A terminally-ill elderly patient with multiple morbidities needs to know the various end-of life options      available including but not limiting to hospice, palliative care, refusing or withdrawing life-prolonging treatment, and euthanasia (Gross, 2008).  Though euthanasia is currently illegal in Australia, the state of Victoria will be allowing doctor-assisted suicide from mid-2019 (McGuirk, 2017).
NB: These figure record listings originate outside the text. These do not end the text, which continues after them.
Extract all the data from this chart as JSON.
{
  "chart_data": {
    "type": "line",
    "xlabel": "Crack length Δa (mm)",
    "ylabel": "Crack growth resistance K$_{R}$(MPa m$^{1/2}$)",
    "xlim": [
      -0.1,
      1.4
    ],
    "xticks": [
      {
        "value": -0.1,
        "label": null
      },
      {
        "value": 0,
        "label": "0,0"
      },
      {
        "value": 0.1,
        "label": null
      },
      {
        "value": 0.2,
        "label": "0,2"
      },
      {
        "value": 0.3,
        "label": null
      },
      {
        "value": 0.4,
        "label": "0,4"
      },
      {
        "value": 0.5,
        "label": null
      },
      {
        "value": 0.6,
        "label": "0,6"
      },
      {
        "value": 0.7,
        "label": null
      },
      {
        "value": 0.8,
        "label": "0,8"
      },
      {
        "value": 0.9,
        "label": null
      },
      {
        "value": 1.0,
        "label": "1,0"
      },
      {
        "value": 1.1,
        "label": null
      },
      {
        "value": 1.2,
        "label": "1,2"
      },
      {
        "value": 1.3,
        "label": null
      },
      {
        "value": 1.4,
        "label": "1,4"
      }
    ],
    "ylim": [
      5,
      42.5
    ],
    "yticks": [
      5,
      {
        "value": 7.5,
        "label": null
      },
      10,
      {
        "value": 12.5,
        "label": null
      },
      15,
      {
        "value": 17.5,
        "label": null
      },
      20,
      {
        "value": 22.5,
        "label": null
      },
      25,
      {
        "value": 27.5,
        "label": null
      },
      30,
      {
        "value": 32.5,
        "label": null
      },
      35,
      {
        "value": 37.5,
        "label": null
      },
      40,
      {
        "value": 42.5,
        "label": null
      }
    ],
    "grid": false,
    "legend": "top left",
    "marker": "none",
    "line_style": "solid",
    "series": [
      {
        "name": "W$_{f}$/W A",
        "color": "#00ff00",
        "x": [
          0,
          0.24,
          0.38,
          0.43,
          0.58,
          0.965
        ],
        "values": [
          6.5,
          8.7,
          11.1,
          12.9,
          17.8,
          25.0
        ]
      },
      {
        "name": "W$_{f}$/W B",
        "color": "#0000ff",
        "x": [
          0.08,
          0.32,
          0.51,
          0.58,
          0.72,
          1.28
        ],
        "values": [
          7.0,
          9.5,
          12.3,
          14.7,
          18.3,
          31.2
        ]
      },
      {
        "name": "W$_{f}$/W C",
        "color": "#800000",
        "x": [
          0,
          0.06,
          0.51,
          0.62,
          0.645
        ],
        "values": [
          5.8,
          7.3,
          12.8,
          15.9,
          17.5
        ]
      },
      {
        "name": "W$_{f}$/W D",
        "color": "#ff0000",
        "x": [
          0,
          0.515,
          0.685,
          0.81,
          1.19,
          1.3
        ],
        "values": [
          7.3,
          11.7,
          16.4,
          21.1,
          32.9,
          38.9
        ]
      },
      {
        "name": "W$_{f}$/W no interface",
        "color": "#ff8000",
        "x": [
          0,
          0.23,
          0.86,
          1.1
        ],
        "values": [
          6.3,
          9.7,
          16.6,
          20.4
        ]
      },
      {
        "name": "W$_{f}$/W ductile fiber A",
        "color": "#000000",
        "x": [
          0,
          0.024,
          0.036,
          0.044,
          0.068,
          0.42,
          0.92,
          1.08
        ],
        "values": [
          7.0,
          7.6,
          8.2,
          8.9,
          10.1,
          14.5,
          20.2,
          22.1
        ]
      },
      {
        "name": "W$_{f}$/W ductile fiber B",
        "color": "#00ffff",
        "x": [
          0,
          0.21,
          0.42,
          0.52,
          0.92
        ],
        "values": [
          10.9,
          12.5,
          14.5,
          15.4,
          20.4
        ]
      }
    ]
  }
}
Doloris, the delightful 85-year old patient suffering from T2DM and PD in addition to depression and loneliness is the subject of this case study.  Though she has multiple morbidities, Doloris is a good patient who is currently taking her medication and treatment plan seriously.  She and her family members have been explained in detail the various ethical and legal  implication of her course of treatment and care. Though, Doloris follows the “patient-empowerment” protocol, there are times when she feels her life is empty, not worth living especially when her clinical symptoms due to T2DM and PD aggravate.  She has been given information of various end-of –life options and though she has said ‘no’ she is aware and conscious that she has a choice before her should her suffering be unbearable.